Accueil > Archives > 2006 (nº 1421 à 1459) > 1431 (23-29 mars 2006) > [Plus loin ensemble]

Plus loin ensemble

Le mercredi 22 mars 2006.

Le CPE, nous expliquait Villepin, vise « ceux qui ont le plus de difficultés » (comprendre : les cancres, les moins-que-rien, les jeunes de banlieue, la jeunesse ouvrière et précaire) et « n’a pas vocation à se substituer aux autres contrats » (comprendre : la jeunesse favorisée n’a rien à craindre).Villepin se veut rassurant vis-à-vis de la jeunesse diplômée, celle qui bougerait par « malentendu ». Une tentative de division, ou plus exactement l’expression d’une crainte de voir entrer dans la danse contestataire les lycéens et toute cette jeunesse « en difficulté » qui, si elle n’a pas un avenir à défendre, peut se révéler déterminée et offensive.

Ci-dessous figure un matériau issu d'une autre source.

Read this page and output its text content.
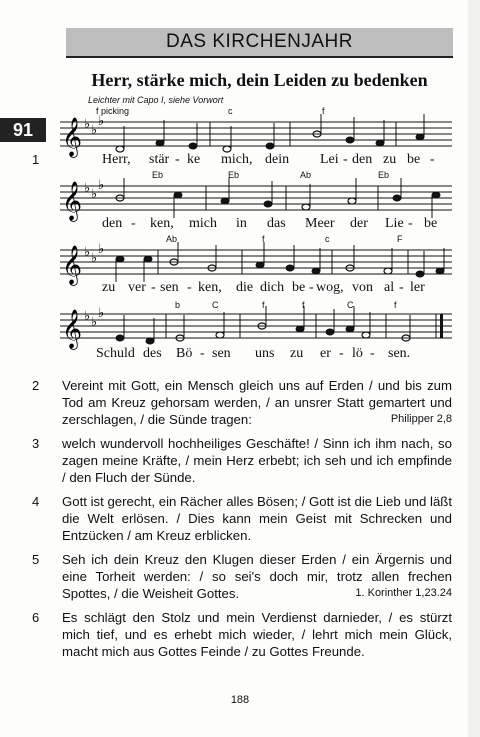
DAS KIRCHENJAHR
Herr, stärke mich, dein Leiden zu bedenken
Leichter mit Capo I, siehe Vorwort
f picking
91
1
c	f
𝄞 ♭ ♭
♭
Herr, stär - ke mich, dein Lei - den zu be -
Eb	Eb	Ab	Eb
𝄞 ♭ ♭
♭
den - ken, mich in das Meer der Lie - be
Ab	f	c	F
𝄞 ♭ ♭
♭
zu ver - sen - ken, die dich be - wog, von al - ler
b	C	f	f	C	f
𝄞 ♭ ♭
♭
Schuld des Bö - sen uns zu er - lö - sen.
2 Vereint mit Gott, ein Mensch gleich uns auf Erden / und bis zum Tod am Kreuz gehorsam werden, / an unsrer Statt gemartert und zerschlagen, / die Sünde tragen:	Philipper 2,8
3 welch wundervoll hochheiliges Geschäfte! / Sinn ich ihm nach, so zagen meine Kräfte, / mein Herz erbebt; ich seh und ich empfinde / den Fluch der Sünde.
4 Gott ist gerecht, ein Rächer alles Bösen; / Gott ist die Lieb und läßt die Welt erlösen. / Dies kann mein Geist mit Schrecken und Entzücken / am Kreuz erblicken.
5 Seh ich dein Kreuz den Klugen dieser Erden / ein Ärgernis und eine Torheit werden: / so sei's doch mir, trotz allen frechen Spottes, / die Weisheit Gottes.	1. Korinther 1,23.24
6 Es schlägt den Stolz und mein Verdienst darnieder, / es stürzt mich tief, und es erhebt mich wieder, / lehrt mich mein Glück, macht mich aus Gottes Feinde / zu Gottes Freunde.
188
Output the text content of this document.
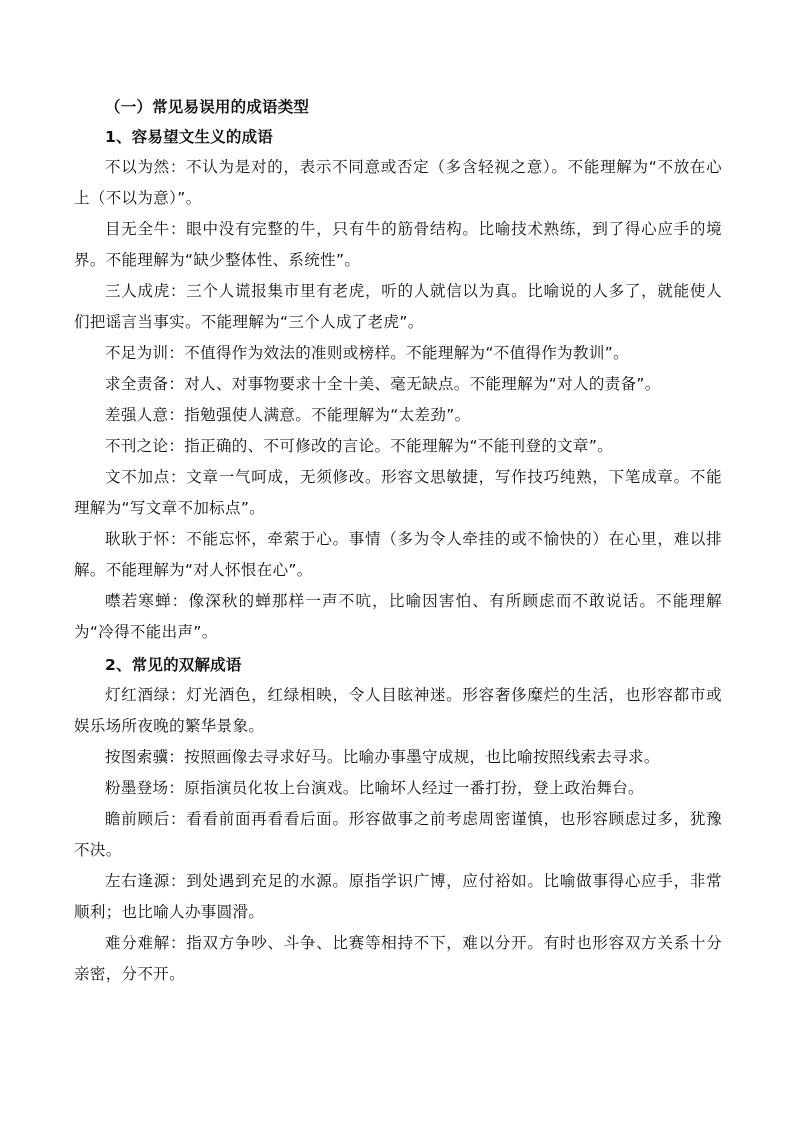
（一）常见易误用的成语类型

1、容易望文生义的成语

不以为然：不认为是对的，表示不同意或否定（多含轻视之意）。不能理解为“不放在心上（不以为意）”。

目无全牛：眼中没有完整的牛，只有牛的筋骨结构。比喻技术熟练，到了得心应手的境界。不能理解为“缺少整体性、系统性”。

三人成虎：三个人谎报集市里有老虎，听的人就信以为真。比喻说的人多了，就能使人们把谣言当事实。不能理解为“三个人成了老虎”。

不足为训：不值得作为效法的准则或榜样。不能理解为“不值得作为教训”。

求全责备：对人、对事物要求十全十美、毫无缺点。不能理解为“对人的责备”。

差强人意：指勉强使人满意。不能理解为“太差劲”。

不刊之论：指正确的、不可修改的言论。不能理解为“不能刊登的文章”。

文不加点：文章一气呵成，无须修改。形容文思敏捷，写作技巧纯熟，下笔成章。不能理解为“写文章不加标点”。

耿耿于怀：不能忘怀，牵萦于心。事情（多为令人牵挂的或不愉快的）在心里，难以排解。不能理解为“对人怀恨在心”。

噤若寒蝉：像深秋的蝉那样一声不吭，比喻因害怕、有所顾虑而不敢说话。不能理解为“冷得不能出声”。

2、常见的双解成语

灯红酒绿：灯光酒色，红绿相映，令人目眩神迷。形容奢侈糜烂的生活，也形容都市或娱乐场所夜晚的繁华景象。

按图索骥：按照画像去寻求好马。比喻办事墨守成规，也比喻按照线索去寻求。

粉墨登场：原指演员化妆上台演戏。比喻坏人经过一番打扮，登上政治舞台。

瞻前顾后：看看前面再看看后面。形容做事之前考虑周密谨慎，也形容顾虑过多，犹豫不决。

左右逢源：到处遇到充足的水源。原指学识广博，应付裕如。比喻做事得心应手，非常顺利；也比喻人办事圆滑。

难分难解：指双方争吵、斗争、比赛等相持不下，难以分开。有时也形容双方关系十分亲密，分不开。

La jonction entre étudiants et lycéens est un danger pour le pouvoir, et la « gestion de cette crise » peut s’avérer alors compliquée pour lui. Une division tombe et la rue devient plus forte. Lors des émeutes en banlieues, une division fut maintenue, dès lors l’émeute était amenée à se consumer puis à s’éteindre. Il en sera de même du mouvement étudiant s’il reste isolé. Avec le renfort lycéen le mouvement prend une autre ampleur, tout en restant un mouvement de jeunesse dont l’arme de la grève, de l’occupation et de l’agitation n’a que peu de capacité de nuisance sur l’essentiel : l’économie.

L’autre jonction — avec les travailleurs — ouvre une nouvelle dimension qui inquiète le gouvernement autant que les politiciens de gauche et les bureaucraties syndicales. Ils jouent avec le feu social, mais en pariant que bien encadré, contrôlé et manoeuvré ce mouvement est un possible tremplin électoral pour 2007.

Les anarchistes, là où ils le peuvent, oeuvrent à cette jonction étudiants-lycéens-travailleurs, qui, si elle se faisait massivement, poserait de fait la question de l’indispensable affrontement avec l’État, la bourgeoisie et le patronat. Il serait toujours question du CPE, mais aussi du CNE, de la sécu, des retraites, du droit au logement, des lois anti-immigrés.

Si l’on s’en tient à la contestation du seul CPE, nous restons limités par une absence de perspectives alors que pourtant nous sommes forts. Ce n’est pas le tout d’être fort, encore faut-il savoir ce que l’on fait de cette force. Et il faut bien à un moment sortir du cadre, déborder les syndicats, déborder la revendication unique. Ou alors on se condamne à « s’éclater » quelques jours en attendant que politicards et bureaucrates sifflent la fin de la récréation !

« Avec le CPE, je ne veux pas après cinq ans d’études finir caissière. Je ne suis pas un déchet. »

C’est ainsi que s’exprimait une étudiante lors d’un journal télévisé. Un mépris de classe, tellement naturel… Et un constat, si la jonction entre étudiants et notamment les lycéens et la jeunesse des banlieues est nécessaire, il est évident que nous avons là deux mondes différents.

Quels points communs entre ces jeunes étudiants inquiets pour leur avenir et ces jeunes de banlieues qui sont persuadés qu’ils ne sont rien, que leur avenir c’est des boulots de merde… à vie !

Quel ralliement possible entre ceux qui sont intégrés culturellement, socialement, économiquement et les autres qui sont dépossédés de tout ?

Dans la réalité du quotidien, rien n’autorise que ces mondes se rencontrent, se comprennent vraiment. C’est une réalité de la société de classes. Dans le moment de la lutte un espace rare de rencontre et de confrontation existe.

À chacun de questionner, de se questionner sur sa place et son rôle dans cette société. Aux anarchistes de proposer et de mettre en débat d’autres futurs, d’autres possibles. À nous de proposer une société sans bourgeoisie ni prolétariat, une société égalitaire. Et l’on ne manquera pas de nous dire que là nous allons trop loin.

C’est justement là où nous voulons aller.